The developers of Deathloop are offering incentives to those who sign up for a newsletter tracking the game and studio.
Arkane Studios, perhaps best known for their Dishonored games, are offering the content for subscribers through their Bethesda.net accounts, including a special skin for playable character Colt and an ‘exclusive weapon’ known as Ever After. You know…as in “happily ever after”. A digital art book is also promised – though it’s likely its contents will leak almost instantly.
Deathloop is something of a strange duck: Published by Bethesda, which is now owned by Microsoft, it will be a timed PS5-exclusive. The shooter puts you in the shoes of a man who experiences time rewinding each and every time he dies, a Groundhog Day type situation unfolding, except with more bullets.
At every turn of the game’s promotion it reminded our Jamie Sharp of the classic series TimeSplitters, a series that’s itself reported to be returning, with similar motifs and mechanics.

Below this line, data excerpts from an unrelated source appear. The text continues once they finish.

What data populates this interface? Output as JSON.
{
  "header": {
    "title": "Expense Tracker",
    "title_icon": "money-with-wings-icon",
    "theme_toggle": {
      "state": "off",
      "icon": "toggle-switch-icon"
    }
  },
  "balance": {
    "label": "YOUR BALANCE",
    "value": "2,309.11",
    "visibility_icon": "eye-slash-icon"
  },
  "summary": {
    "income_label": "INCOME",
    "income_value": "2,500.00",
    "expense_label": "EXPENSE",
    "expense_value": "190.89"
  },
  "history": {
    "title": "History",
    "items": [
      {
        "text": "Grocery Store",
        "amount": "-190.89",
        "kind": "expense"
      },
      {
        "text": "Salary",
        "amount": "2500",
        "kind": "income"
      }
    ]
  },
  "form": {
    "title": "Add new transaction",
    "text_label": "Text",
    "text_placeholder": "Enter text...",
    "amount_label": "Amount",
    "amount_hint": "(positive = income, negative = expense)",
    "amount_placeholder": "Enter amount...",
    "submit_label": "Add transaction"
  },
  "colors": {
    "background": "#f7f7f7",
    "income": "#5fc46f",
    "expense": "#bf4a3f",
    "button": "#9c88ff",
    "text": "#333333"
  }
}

At Sony’s State of Play event last week, Arkane showed off nine minutes of new footage, featuring violent deaths and coarse language. Liftoff! has chosen to feature Deathloop coverage–despite generally focusing on games unlikely to be rated M–given the studio’s legacy of infusing interesting messages into its gameplay and the new trend of time travel and multiverses kicked off with Avengers: Endgame.
The trailer emphasizes both the tall order in front of Colt–killing eight targets known as Visionaries before the day ends while staying alive himself–and the notion that “every day is an opportunity” to learn more about the island’s secrets.

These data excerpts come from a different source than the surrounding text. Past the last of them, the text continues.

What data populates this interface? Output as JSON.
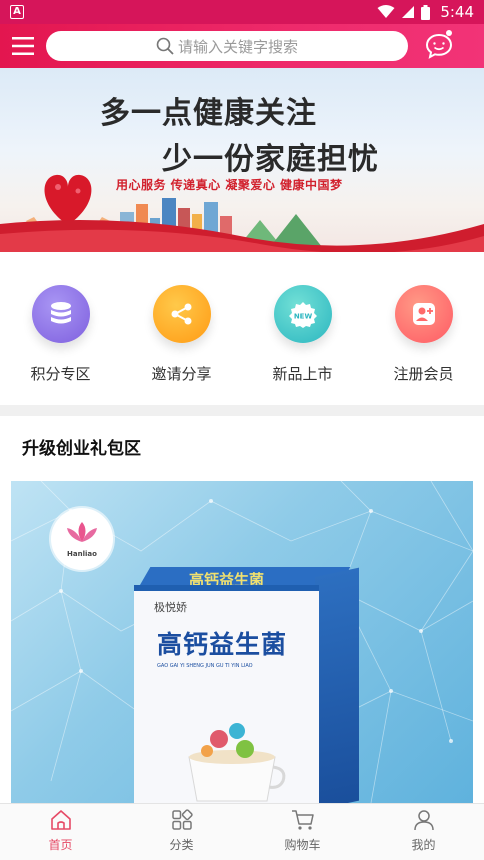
{
  "status_bar": {
    "time": "5:44",
    "notification_icon": "a-icon"
  },
  "header": {
    "search_placeholder": "请输入关键字搜索",
    "menu_icon": "menu-icon",
    "message_icon": "chat-icon"
  },
  "banner": {
    "line1": "多一点健康关注",
    "line2": "少一份家庭担忧",
    "slogan": "用心服务  传递真心  凝聚爱心  健康中国梦"
  },
  "quick_entries": [
    {
      "label": "积分专区",
      "icon": "database-icon",
      "color": "#8f74e6"
    },
    {
      "label": "邀请分享",
      "icon": "share-icon",
      "color": "#ffac1f"
    },
    {
      "label": "新品上市",
      "icon": "new-icon",
      "color": "#3cc4c4"
    },
    {
      "label": "注册会员",
      "icon": "add-user-icon",
      "color": "#ff6a6a"
    }
  ],
  "section": {
    "title": "升级创业礼包区"
  },
  "product": {
    "brand_name": "Hanliao",
    "box_top_text": "高钙益生菌",
    "box_brand": "极悦娇",
    "box_title": "高钙益生菌",
    "box_pinyin": "GAO GAI YI SHENG JUN GU TI YIN LIAO"
  },
  "bottom_nav": [
    {
      "label": "首页",
      "icon": "home-icon",
      "active": true
    },
    {
      "label": "分类",
      "icon": "category-icon",
      "active": false
    },
    {
      "label": "购物车",
      "icon": "cart-icon",
      "active": false
    },
    {
      "label": "我的",
      "icon": "user-icon",
      "active": false
    }
  ],
  "colors": {
    "accent": "#e3164f",
    "active_nav": "#e64a66"
  }
}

Keen observations and data management appear to be the name of the game–the trailer gives Deathloop something of a Neo-noir Hitman vibe as it showcases Colt targeting a Visionary cannibalistic cult member several hours into the game. Carefully eavesdropping on non-player characters may reveal secrets such as hidden pathways to be exploited.
Julianna, one of the visionaries, is something of a competitor to Colt: Instead of having eight targets, however, she has only one, the player character. She can be controlled by either the AI or another human and upon her arrival to a map a song plays to notify you. She’ll also call Colt throughout his missions though the nature of these calls isn’t yet clear.
Powers that give you a second-and-third chance on a given loop as well as a telekinesis-like ability are showcased. Additionally, we find out some amount of progress can be carried over between loops thanks to an in-game energy source called Residium.
And messages appeared scrawled throughout the game: on its world, on its protagonist, and in the mouths of characters just begging to be deciphered.
Deathloop launches exclusively on the PS5 on September 14th.